Jumat, Agustus 22, 2008

Rahma Alia, The Sweatest Journey

Alia panggilanmu. Rahma Alia tepatnya. Tak usah dieja dan dianalisa terlalu rumit. Toh, aku yakin banyak yang sepaham denganku tentang dia: Cantik, smart, berbakat. Tiga perangai yang tak semata tersemat di fisik, tapi telah memburai dalam tarikan napasnya. Berjanji mengasihi dan meneguhkan kesetiaan diri. Lalu pada siapakah sejatinya hatimu berbagi?

The Sweatest Young

Gadis kecil yang pemalu tumbuh menjadi sosok yang menyenangkan. Bicaramu terbuka, apa adanya. Padahal, jujurlah, itu bukan dirimu. Masih segarkah ingatanmu pada Alia kecil yang ekstrovert, dan sungkan bicara pada orang lain? Berambut pendek, berperangai tomboy, tapi tak pernah berani menunjukkan kepercayaan dirinya.

Toh, tak ada penggalan hidup lainnya yang bisa menyamai keindahan masa kecilmu itu.

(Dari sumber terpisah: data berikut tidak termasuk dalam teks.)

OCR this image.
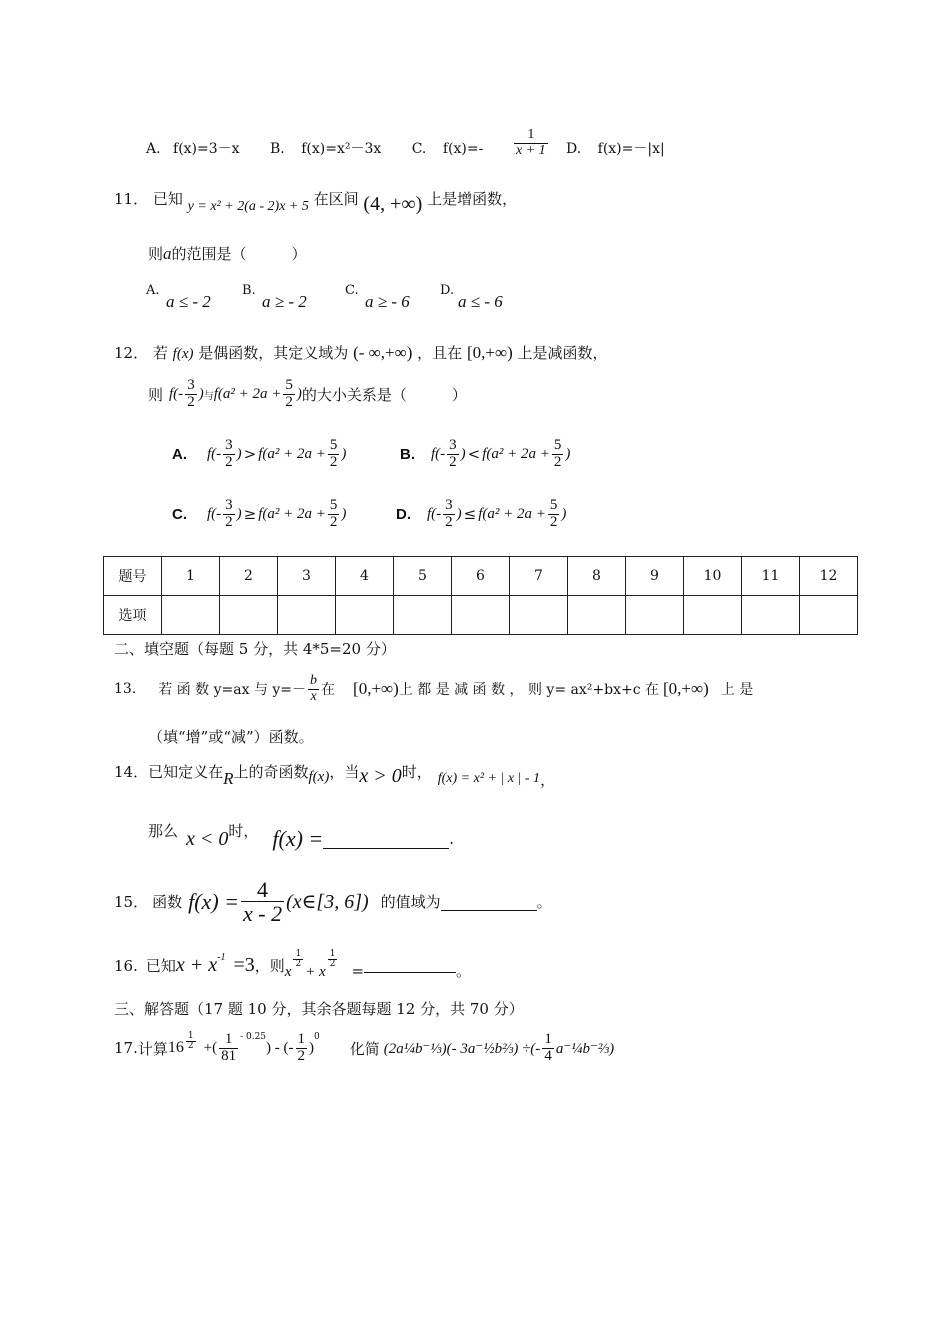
A. f(x)=3－x B. f(x)=x²－3x C. $f(x)=- \frac{1}{x + 1} D$. f(x)=－|x|
11． 已知 y = x² + 2(a - 2)x + 5 在区间 (4, +∞) 上是增函数，
则a的范围是（　　　）
A.
a ≤ - 2
B.
a ≥ - 2
C.
a ≥ - 6
D.
a ≤ - 6
12． 若 f(x) 是偶函数，其定义域为 (- ∞,+∞) ，且在 [0,+∞) 上是减函数，
则 $f(- \frac{3}{2}$ ) 与 $f(a^2 + 2a + \frac{5}{2}$ ) 的大小关系是（　　　）
A. $f(- \frac{3}{2}$ ) > $f(a^2 + 2a + \frac{5}{2}$ )	B. $f(- \frac{3}{2}$ ) < $f(a^2 + 2a + \frac{5}{2}$ )
C. $f(- \frac{3}{2}$ ) ≥ $f(a^2 + 2a + \frac{5}{2}$ )	D. $f(- \frac{3}{2}$ ) ≤ $f(a^2 + 2a + \frac{5}{2}$ )
题号	1	2	3	4	5	6	7	8	9	10	11	12
选项												
二、填空题（每题 5 分，共 4*5=20 分）
13. 若 函 数 y=ax 与 $y=- \frac{b}{x}$ 在 [0,+∞) 上 都 是 减 函 数 ， 则 y= ax²+bx+c 在 [0,+∞) 上 是
（填“增”或“减”）函数。
14． 已知定义在 R 上的奇函数 f(x) ，当 x > 0 时， f(x) = x² + | x | - 1 ，
那么 x < 0 时， f(x) =	.
15． 函数 $f(x) = \frac{4}{x - 2}$ (x∈[3, 6]) 的值域为	。
16. 已知 $x + x^{-1} =3$ ，则 x
$\frac{1}{2}$
+ x
$\frac{1}{2}$
=	。
三、解答题（17 题 10 分，其余各题每题 12 分，共 70 分）
17. 计算 $16 \frac{1}{2}$ +( $\frac{1}{81}^{- 0.25}$
) - (- $\frac{1}{2}$ )
$^0$
化简 (2a¼b⁻⅓)(- 3a⁻½b⅔) ÷(- $\frac{1}{4}$ a⁻¼b⁻⅔)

Wajar, sebagai anak sekaligus cucu pertama, kau tumbuh dalam pusaran perhatian orang-orang terkasih. “Syukur, keluargaku tipe yang sangat care dengan anak-anaknya. Jadi, aku mendapatkan semua itu,” katamu, lirih.

Masih ingatkah kamu pada kebiasaan masa kecil yang gemar memakai baju adat maupun kebaya dari Indonesia sampai mancanegara? Sibak dan sibak kenanganmu saat kau memakai baju adat ala kompeni di kala hari ibu. Sementara teman sekelasmu memilih berteguh setia dan cinta pada baju daerah. “Aku dikejar-kejar dan dibilang penjajah, ha-ha-ha!” ceritamu sambil tertawa lepas. Ah, ingin rasanya aku mampir dan turut memainkan peran dalam nukilan kisahmu itu.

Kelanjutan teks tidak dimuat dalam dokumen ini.